Solution Comparison Table

Solution Details

• Dockerfile COPY/ADD: This is the preferred method for putting code and resources into images. It aligns with immutable infrastructure principles, creating self-contained and predictable images.
• Data Volumes: This is the standard approach for managing container runtime data. Managed by Docker, decoupled from the host file system, excellent performance, and easy to backup and migrate.
• Bind Mounts: Primarily used in development environments, directly mapping a host directory into the container. While very convenient, it breaks container isolation and may introduce permission issues. Not recommended for production environments.
• docker exec + tar: This is the manual version of docker cp, more flexible but more complex.

  bash

  # Copy from container to host
  docker exec my-container tar czf - /path/in/container > local-archive.tar.gz
  
  # Copy from host to container
  tar czf - ./local-file | docker exec -i my-container tar xzf - -C /path/in/container

7. Conclusion

docker cp is a tool designed for emergency diagnostics and manual intervention - it’s like a sharp but dangerous scalpel.
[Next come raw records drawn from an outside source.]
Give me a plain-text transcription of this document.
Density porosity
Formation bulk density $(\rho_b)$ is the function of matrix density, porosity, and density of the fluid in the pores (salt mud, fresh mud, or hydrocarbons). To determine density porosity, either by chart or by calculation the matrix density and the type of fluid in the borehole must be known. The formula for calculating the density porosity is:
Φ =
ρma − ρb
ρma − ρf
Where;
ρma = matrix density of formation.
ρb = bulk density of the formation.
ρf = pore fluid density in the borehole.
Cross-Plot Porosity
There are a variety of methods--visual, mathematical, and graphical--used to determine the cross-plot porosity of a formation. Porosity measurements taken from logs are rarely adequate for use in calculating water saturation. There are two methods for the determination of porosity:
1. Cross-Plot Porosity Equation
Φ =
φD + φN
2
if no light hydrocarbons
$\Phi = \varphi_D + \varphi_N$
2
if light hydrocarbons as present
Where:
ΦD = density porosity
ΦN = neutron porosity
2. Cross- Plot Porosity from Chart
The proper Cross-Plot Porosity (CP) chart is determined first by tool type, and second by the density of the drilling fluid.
In automated workflows, CI/CD pipelines, or any routine production environment operations, it should be strictly prohibited.

Best Practice Guidelines:

1. Use COPY for build-time data: All static code and configurations deployed with the application should use the COPY command in Dockerfile.
2. Use Volumes for runtime data: All data that needs persistence and is generated by applications at runtime (like database files, user uploads) must use data volumes.
3. Use Bind Mounts for development environments: Only consider bind mounts for local development when convenient real-time coding is needed.
4. Treat docker cp as a last resort: Only use it when you need to urgently extract logs or diagnostic files from a “black box” container without configured data volumes.
5. Protect the Docker Socket: Never mount Docker’s Unix socket (/var/run/docker.sock) into untrusted containers - this is equivalent to handing over the host’s root privileges and opens up docker cp risk exposure.

By following these principles, you can build safer, more robust, and more maintainable containerized applications, fundamentally avoiding the potential risks that docker cp brings.